To be perfectly honest, Pho Gia Truyen is not the most welcoming place or the most accommodating. But when you consider the line pouring out into the street and the quick and efficient way they deliver their pho, you’ll quite easily forgive them for those shortcomings. And that’s besides the fact that Pho Gia Truyen, a pho joint loved by locals and frequented by travelers, makes some of the most wonderful and comforting steaming bowls of pho in the Vietnamese capital. That’s saying a lot considering that pho is easily the most served dish there.

It’s a cash-only type of place whose four-person staff has zero patience for indecisive customers, so it’s absolutely recommended that you already know what you want before getting in line. It isn’t hard as there are only three items on offer, all of which are less than $3. Be sure to secure a table first before you order … that is if you’d rather not look for one whilst carrying a hot bowl of soup.

5. Cafe Pho Co

If you’re a coffee lover—or really, even if you’re not—you shouldn’t miss out on the coffee drink wonder that is the Vietnamese iced coffee with milk. It’s a delicious and chocolaty concoction that is one of the Vietnamese cuisine’s greatest joys. A fantastic place to try it is Cafe Pho Co, another Fodor’s Choice recommendation. The fact that this Old Quarter cafe’s entrance is hidden away behind a small store and a narrow hallway, making it slightly hard to find, doesn’t stop both locals and travelers from coming here.
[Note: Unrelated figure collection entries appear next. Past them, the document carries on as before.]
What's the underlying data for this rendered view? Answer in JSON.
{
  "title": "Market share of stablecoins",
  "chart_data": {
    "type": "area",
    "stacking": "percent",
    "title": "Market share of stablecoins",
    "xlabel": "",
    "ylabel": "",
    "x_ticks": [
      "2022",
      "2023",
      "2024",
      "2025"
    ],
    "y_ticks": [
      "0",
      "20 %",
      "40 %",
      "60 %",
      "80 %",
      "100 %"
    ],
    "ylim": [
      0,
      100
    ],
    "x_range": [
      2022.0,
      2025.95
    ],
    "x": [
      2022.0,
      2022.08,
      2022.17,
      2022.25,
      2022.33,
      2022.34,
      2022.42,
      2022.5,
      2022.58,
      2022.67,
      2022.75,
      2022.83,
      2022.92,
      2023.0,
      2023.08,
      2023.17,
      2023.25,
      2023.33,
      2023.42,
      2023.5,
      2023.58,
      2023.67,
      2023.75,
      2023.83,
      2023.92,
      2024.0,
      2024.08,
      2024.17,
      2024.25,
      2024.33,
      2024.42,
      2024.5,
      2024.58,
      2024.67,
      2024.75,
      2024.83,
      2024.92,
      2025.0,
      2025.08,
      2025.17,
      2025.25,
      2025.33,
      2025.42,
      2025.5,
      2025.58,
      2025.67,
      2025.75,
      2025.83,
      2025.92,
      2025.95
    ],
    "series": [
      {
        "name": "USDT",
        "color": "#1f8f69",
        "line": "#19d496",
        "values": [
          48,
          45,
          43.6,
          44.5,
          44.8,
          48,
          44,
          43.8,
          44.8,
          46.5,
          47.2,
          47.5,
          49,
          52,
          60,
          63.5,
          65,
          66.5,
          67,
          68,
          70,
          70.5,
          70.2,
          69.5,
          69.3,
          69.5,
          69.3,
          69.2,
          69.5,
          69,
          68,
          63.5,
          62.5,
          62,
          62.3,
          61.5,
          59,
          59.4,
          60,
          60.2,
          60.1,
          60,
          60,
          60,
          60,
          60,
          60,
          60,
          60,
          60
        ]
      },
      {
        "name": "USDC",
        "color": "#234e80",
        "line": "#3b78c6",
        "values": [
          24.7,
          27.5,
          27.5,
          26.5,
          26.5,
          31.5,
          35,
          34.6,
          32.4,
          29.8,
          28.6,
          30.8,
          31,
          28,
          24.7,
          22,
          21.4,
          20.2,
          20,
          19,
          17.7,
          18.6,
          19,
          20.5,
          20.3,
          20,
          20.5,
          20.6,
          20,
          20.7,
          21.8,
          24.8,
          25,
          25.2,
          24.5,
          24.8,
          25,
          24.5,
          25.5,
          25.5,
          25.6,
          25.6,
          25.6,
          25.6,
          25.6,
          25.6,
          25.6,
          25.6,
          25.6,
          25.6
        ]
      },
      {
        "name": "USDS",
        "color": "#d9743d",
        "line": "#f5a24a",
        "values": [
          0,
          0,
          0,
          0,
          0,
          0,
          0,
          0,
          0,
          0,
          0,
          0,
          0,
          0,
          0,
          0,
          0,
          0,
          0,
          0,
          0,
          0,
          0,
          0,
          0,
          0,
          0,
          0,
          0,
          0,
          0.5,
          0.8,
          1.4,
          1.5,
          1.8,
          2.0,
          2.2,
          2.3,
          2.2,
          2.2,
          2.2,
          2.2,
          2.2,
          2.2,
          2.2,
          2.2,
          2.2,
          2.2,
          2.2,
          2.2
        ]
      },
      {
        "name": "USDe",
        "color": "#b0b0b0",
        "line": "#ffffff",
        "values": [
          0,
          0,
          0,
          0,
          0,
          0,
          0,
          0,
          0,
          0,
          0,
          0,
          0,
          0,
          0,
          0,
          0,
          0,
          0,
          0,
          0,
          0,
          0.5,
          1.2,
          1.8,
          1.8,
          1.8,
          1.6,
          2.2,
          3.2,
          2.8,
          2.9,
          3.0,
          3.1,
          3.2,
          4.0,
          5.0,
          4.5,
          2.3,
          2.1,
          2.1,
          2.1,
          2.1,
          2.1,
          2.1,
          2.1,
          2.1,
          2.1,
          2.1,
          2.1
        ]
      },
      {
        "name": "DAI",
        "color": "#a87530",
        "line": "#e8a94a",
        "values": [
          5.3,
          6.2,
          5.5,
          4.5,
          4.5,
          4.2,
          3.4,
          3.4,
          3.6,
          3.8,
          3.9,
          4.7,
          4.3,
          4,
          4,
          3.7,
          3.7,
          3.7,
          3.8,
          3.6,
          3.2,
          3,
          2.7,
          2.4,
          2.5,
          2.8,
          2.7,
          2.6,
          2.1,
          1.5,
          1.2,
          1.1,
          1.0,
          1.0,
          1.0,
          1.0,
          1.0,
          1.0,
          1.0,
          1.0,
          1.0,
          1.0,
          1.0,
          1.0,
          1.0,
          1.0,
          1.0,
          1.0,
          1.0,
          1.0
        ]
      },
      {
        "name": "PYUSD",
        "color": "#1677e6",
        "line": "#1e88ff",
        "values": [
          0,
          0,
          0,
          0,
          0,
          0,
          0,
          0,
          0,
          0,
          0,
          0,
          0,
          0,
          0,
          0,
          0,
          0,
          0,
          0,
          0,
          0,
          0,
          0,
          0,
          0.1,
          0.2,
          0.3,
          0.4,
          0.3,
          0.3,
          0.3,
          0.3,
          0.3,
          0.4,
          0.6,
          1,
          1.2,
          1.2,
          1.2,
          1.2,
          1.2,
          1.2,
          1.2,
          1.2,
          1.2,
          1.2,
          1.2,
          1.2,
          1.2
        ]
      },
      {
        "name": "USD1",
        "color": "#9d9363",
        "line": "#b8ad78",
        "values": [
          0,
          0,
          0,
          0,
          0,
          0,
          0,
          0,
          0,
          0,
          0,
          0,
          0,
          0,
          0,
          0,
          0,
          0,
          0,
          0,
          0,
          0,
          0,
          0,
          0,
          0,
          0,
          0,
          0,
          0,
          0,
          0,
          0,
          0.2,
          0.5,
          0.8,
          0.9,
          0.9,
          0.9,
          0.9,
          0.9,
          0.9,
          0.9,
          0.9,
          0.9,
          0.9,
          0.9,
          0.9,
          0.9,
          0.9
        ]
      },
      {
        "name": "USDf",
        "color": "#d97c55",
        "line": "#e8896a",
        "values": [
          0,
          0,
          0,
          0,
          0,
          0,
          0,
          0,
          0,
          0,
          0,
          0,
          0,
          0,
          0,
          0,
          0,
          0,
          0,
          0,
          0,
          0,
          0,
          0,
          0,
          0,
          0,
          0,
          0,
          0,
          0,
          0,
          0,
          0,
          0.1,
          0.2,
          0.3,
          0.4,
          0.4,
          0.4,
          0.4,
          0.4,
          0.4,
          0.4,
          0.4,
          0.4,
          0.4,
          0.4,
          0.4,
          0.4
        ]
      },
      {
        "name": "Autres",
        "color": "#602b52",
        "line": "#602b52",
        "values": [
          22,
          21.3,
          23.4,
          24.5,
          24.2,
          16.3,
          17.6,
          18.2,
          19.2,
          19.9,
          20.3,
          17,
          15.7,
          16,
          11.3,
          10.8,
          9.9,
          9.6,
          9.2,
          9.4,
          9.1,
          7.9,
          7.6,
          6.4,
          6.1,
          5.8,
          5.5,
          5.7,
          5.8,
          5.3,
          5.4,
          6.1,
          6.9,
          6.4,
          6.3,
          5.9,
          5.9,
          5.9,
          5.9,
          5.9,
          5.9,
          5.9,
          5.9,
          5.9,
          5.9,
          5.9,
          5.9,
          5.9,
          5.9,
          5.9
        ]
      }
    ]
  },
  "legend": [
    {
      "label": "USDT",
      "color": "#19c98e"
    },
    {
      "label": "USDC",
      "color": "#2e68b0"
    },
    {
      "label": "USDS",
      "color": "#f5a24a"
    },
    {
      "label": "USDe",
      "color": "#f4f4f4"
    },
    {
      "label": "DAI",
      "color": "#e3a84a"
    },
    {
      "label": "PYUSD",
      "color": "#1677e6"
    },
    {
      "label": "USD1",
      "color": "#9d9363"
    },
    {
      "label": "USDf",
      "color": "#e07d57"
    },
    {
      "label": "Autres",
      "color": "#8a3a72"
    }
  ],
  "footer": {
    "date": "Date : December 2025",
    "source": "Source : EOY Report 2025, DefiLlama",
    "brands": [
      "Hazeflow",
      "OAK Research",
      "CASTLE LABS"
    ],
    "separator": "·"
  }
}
In fact, it only complements its paradise-like lobby, which is lush with plants, and decorated with several birdcages and small statues.

Order the Vietnamese iced coffee—or an iced egg coffee or a fruit juice, as they have several types of drinks on offer—and make your way all the way to the fourth floor. There you can sip your delicious drink as you enjoy an amazing and incredibly relaxing view of Hoàn Kiem Lake.

6. Goi Cuon (Vietnamese Fresh Spring Rolls)

Goi cuon (Vietnamese fresh spring rolls) consist of thin vermicelli noodles, pork slices, shrimp, basil, and lettuce, all tightly wrapped in translucent banh trang (rice papers). Due to its subtle flavour, goi cuon is usually dipped into ground chillies and a hoisin-based dipping sauce topped with crushed peanuts. This popular snack or appetiser is also a healthier alternative to cha gio, which is a deep-fried egg roll made with a combination of mung bean noodles, minced pork, and various spices.

7. Bun Thit Nuong (Vermicelli Noodles With Grilled Pork)

Bun thit nuong comprises thin vermicelli rice noodles, chopped lettuce, sliced cucumber, bean sprouts, pickled daikon, basil, chopped peanuts, and mint, topped with grilled pork shoulder. Unlike most noodle dishes, it doesn’t come in a soup or broth, but with a side of nuoc cham sauce for diners to mix into for a flavourful ensemble. While bun thit nuong is quite filling on its own, you can also try another variation called bun thit nuong cha gio, which is topped with sliced cha gio (deep-fried Vietnamese spring rolls).

8. Banh Cuon (Rolled Cake)

Also known as rolled cake, banh cuon is great for when you’re feeling peckish whilst sightseeing in Vietnam. A combination of ground meat (chicken, shrimp, or pork), minced wood ear mushroom, onions, Vietnamese ham (cha lua), steamed beansprouts, and cucumbers that’s wrapped in a steamed rice flour sheet, its overall taste is surprisingly mild despite the savoury ingredients. For added flavour, you can dip the banh cuon into nuoc cham sauce. Due to its popularity amongst travellers, you can easily spot plenty of roadside vendors selling banh cuon close to tourist sights and nightlife districts.

9. Xoi Xeo (Sweet Sticky Rice)

Xoi xeo is a sweet-savoury Vietnamese snack that’s typically topped with green mung bean paste, soy sauce, and dried shallots. For a more substantial meal, many restaurants now offer a variety of ingredients such as pate, boiled chicken, cha lua (Vietnamese ham), marinated pork belly, or preserved eggs. A basic bowl typically costs VND 15,000, while add-ins range between VND 15,000 and VND 30,000. Xoi xeo can also be enjoyed for dessert, which consists of dried coconut shavings, roasted sesame seeds, and crystallised sugar.